Transactions on InnoDB

Last month we did a few improvements in InnoDB memory usage. We solved a challenging issue about how InnoDB uses memory in certain places of the code.

The symptom of the issue was that under a certain workloads the memory used by InnoDB kept growing infinitely, until OOM killer kicked in. It looked like a memory leak, but Valgrind wasn’t reporting any leaks and the issue was not reproducible on FreeBSD – it only happened on Linux (see Bug#57480). Especially the latest fact lead us to think that there is something in the InnoDB memory usage pattern that reveals a nasty side of the otherwise good-natured Linux’s memory manager.

It turned out to be an interesting memory fragmentation caused by a storm of malloc/free calls of various sizes.

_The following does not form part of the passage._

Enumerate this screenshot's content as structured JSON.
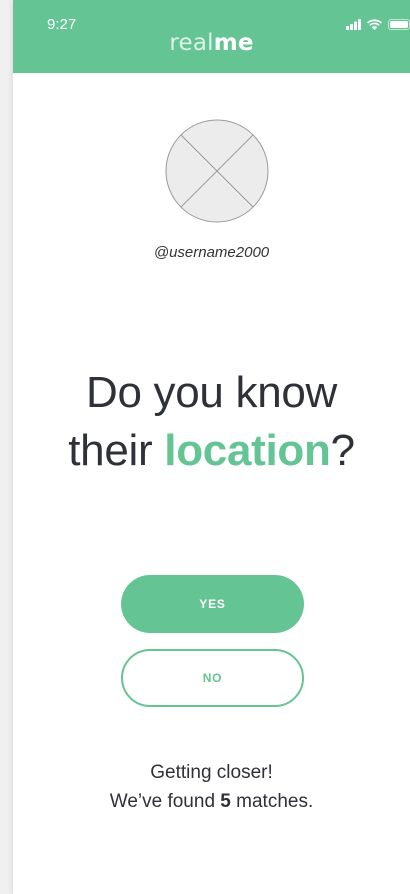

We had to track and analyze each call to malloc during the workload, including the code path that lead to it. We collected a huge set of analysis data – some code paths were executed many 10’000s of times! A hurricane of allocations and deallocations! We looked at the hottest ones hoping that some of them are not necessary, can be eliminated, avoided, minimized or stuck together. Luckily there were plenty of them!

After an extensive testing we did a numerous improvements, allocating the smallest chunks of the memory from the stack instead of from the heap, grouping allocations together where possible, removing unnecessary allocations altogether, estimating exactly how much memory will be consumed by a given operation and allocating it in advance and others and others and others.

This not only fixed Bug#57480 but improved InnoDB memory usage in general.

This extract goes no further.